Abstract

The stress at which fuel cladding is submitted in dry storage is the driving force of the main degrading mechanisms postulated (i.e., embrittlement due to hydrides radial reorientation and creep). Therefore, a sound assessment is mandatory to reliably predict fuel performance under the dry storage prevailing conditions. Through fuel rod thermo-mechanical codes, best estimate calculations can be conducted.

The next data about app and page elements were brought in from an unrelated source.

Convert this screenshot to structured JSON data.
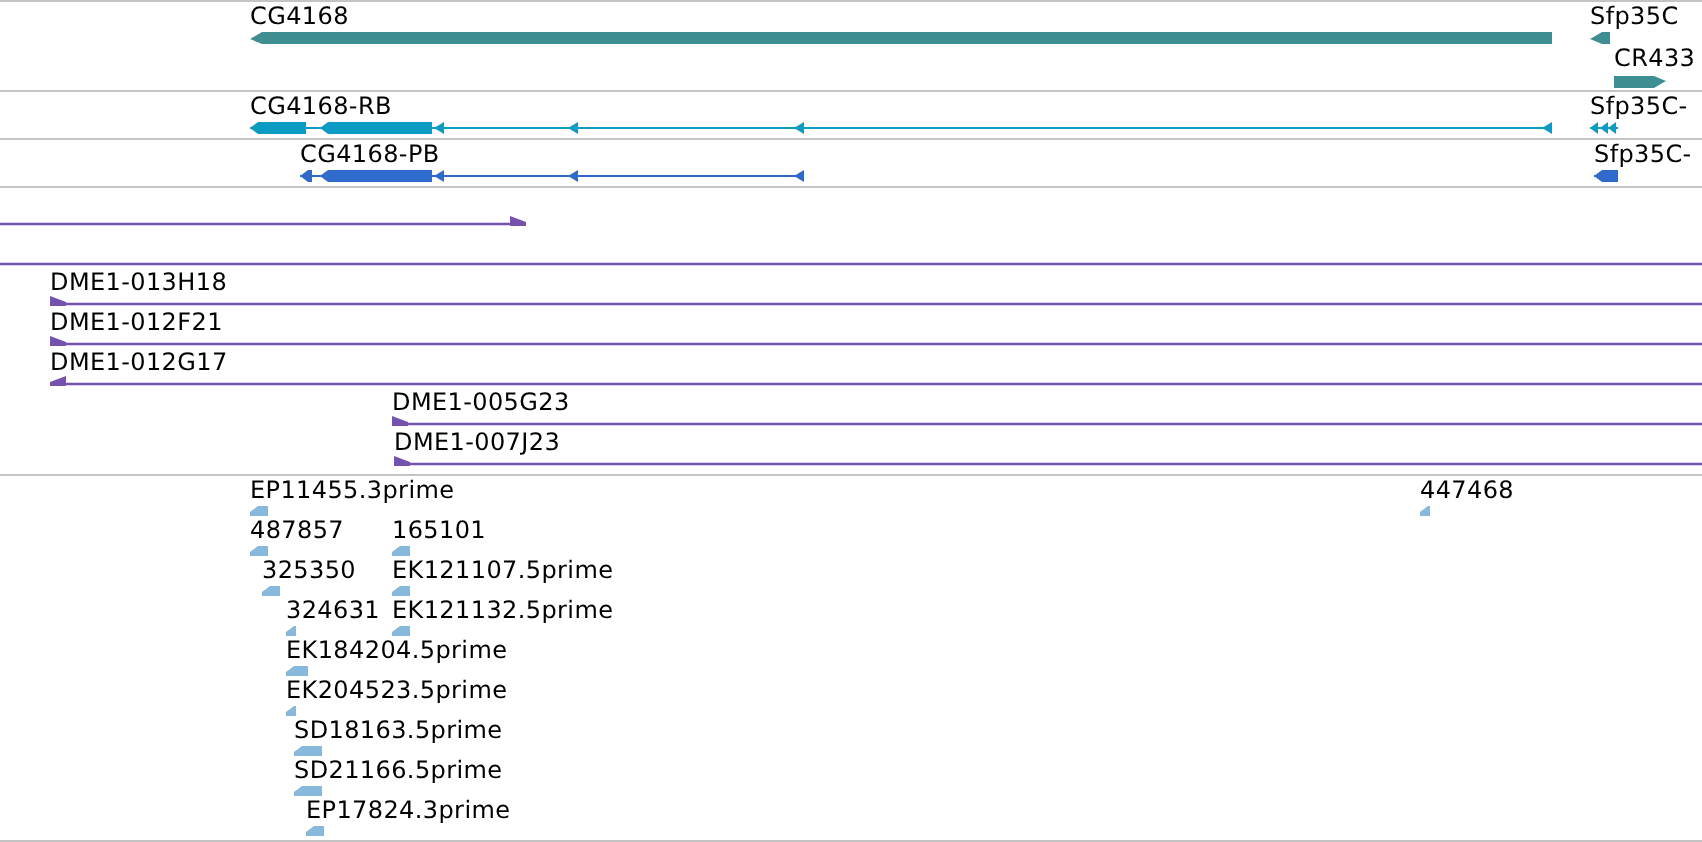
{
  "tracks": [
    {
      "features": [
        {
          "label": "CG4168",
          "kind": "gene",
          "reverse": true
        },
        {
          "label": "Sfp35C",
          "kind": "gene",
          "reverse": true
        },
        {
          "label": "CR433",
          "kind": "gene",
          "reverse": false
        }
      ]
    },
    {
      "features": [
        {
          "label": "CG4168-RB",
          "kind": "transcript",
          "reverse": true
        },
        {
          "label": "Sfp35C-",
          "kind": "transcript",
          "reverse": true
        }
      ]
    },
    {
      "features": [
        {
          "label": "CG4168-PB",
          "kind": "protein",
          "reverse": true
        },
        {
          "label": "Sfp35C-",
          "kind": "protein",
          "reverse": true
        }
      ]
    },
    {
      "features": [
        {
          "kind": "clone",
          "reverse": false
        },
        {
          "kind": "clone"
        },
        {
          "label": "DME1-013H18",
          "kind": "clone",
          "reverse": false
        },
        {
          "label": "DME1-012F21",
          "kind": "clone",
          "reverse": false
        },
        {
          "label": "DME1-012G17",
          "kind": "clone",
          "reverse": true
        },
        {
          "label": "DME1-005G23",
          "kind": "clone",
          "reverse": false
        },
        {
          "label": "DME1-007J23",
          "kind": "clone",
          "reverse": false
        }
      ]
    },
    {
      "features": [
        {
          "label": "EP11455.3prime",
          "kind": "est",
          "reverse": true
        },
        {
          "label": "447468",
          "kind": "est",
          "reverse": true
        },
        {
          "label": "487857",
          "kind": "est",
          "reverse": true
        },
        {
          "label": "165101",
          "kind": "est",
          "reverse": true
        },
        {
          "label": "325350",
          "kind": "est",
          "reverse": true
        },
        {
          "label": "EK121107.5prime",
          "kind": "est",
          "reverse": true
        },
        {
          "label": "324631",
          "kind": "est",
          "reverse": true
        },
        {
          "label": "EK121132.5prime",
          "kind": "est",
          "reverse": true
        },
        {
          "label": "EK184204.5prime",
          "kind": "est",
          "reverse": true
        },
        {
          "label": "EK204523.5prime",
          "kind": "est",
          "reverse": true
        },
        {
          "label": "SD18163.5prime",
          "kind": "est",
          "reverse": true
        },
        {
          "label": "SD21166.5prime",
          "kind": "est",
          "reverse": true
        },
        {
          "label": "EP17824.3prime",
          "kind": "est",
          "reverse": true
        }
      ]
    }
  ]
}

Precision of predictions depends on uncertainties affecting the way of calculating the stress, so by using uncertainty analysis an upper bound of stress can be determined and compared to safety limits set.The present work shows the application of the BEPU (Best Estimate Plus Uncertainty) methodology in this field. Concretely, hydrides radial reorientation has been assessed based on stress predictions under challenging thermal conditions (400°C) and a stress limit of 90MPa. The computational tools used to do that are FRAPCON-3xt (best estimate) and Dakota (uncertainty analysis). The methodology has been applied to a typical PWR fuel rod highly irradiated (65GWd/tU) at different power histories. The study performed allows concluding that both the power history and the prediction uncertainty should not be disregarded when fuel rod integrity is evaluated in dry storage. On probabilistic bases, a burnup of 60GWd/tU is found out as an acceptable threshold even in the most challenging irradiation conditions considered.